MSCI’s index for EM stocks shed 1.1% by 8.50am, with heavyweight Chinese bluechips down 0.4%.
Hong Kong’s benchmark also lost 1.9%.
In the latest hit to consumer confidence in the world’s second-biggest economy, China’s consumer price index (CPI) fell at the sharpest pace in 13 months in February, while producer price deflation persisted.
“The very low readings are a result of holiday distortions and look set to ease going forward.
“Prices could have started to stabilise as well,” Citi analysts said in a note.
“Recovery of domestic demand could be the key to CPI. A material rebound of consumer confidence could still take a few more months, as it would depend on property stabilisation,” Citi said.

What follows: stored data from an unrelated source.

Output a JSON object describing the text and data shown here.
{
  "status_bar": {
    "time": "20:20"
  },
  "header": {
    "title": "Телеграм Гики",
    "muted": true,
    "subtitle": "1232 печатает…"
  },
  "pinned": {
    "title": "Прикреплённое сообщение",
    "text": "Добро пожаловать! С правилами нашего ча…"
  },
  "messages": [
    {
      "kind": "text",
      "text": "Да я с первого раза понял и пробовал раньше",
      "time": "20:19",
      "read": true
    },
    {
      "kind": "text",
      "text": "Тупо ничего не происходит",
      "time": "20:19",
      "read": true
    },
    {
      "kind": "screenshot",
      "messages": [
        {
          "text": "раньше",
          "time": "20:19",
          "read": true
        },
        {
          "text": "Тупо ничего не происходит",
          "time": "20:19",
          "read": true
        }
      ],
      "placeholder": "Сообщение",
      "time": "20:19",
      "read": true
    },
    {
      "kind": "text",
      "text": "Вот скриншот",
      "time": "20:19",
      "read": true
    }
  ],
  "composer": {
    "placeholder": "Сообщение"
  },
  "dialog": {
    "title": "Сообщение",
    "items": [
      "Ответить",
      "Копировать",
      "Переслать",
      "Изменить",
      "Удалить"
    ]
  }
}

Beijing last week vowed greater efforts to boost consumption in the face of an escalating trade war with the US.
A gauge of EM currencies also eased 0.3%, with the yuan falling 0.3% in offshore trading.
Currencies in Central and Eastern Europe were broadly lower against the euro, with the Polish zloty weakening about 0.2%.
The Polish central bank’s March monetary policy decision is due later this week.
Elsewhere, Romania’s central election authority on Sunday barred far-right pro-Russian candidate Calin Georgescu from running in May’s presidential election re-run.
In Africa, South Africa’s rand kicked of the week down 0.6% against the dollar with a national budget speech due later this week.
The budget was postponed last month over disagreements within the country’s coalition government over increasing the value added tax by two percentage points.
Meanwhile, worries of a slowdown in the US economy have also been on investors’ radar recently.
US President Donald Trump declined to predict whether the country could face a recession amid the concerns about his tariff actions.
Trump’s tariffs have stoked market volatility recently, after the president late last week suspended the 25% tariffs on Canadian and Mexican goods, which had come into effect on March 4.
Trump had initially announced said tariffs earlier this year and then postponed them by a month to early March.
A US consumer price reading due March 12 would be in the spotlight this week, as worries of an economic slowdown and Trump’s tariffs possibly stoking inflation have led to markets repricing their expectations of interest rate cuts.
Traders currently see around three 25 basis points worth of rate cuts by the end of the year, compared to almost two cuts seen at the start of 2025, according to LSEG data.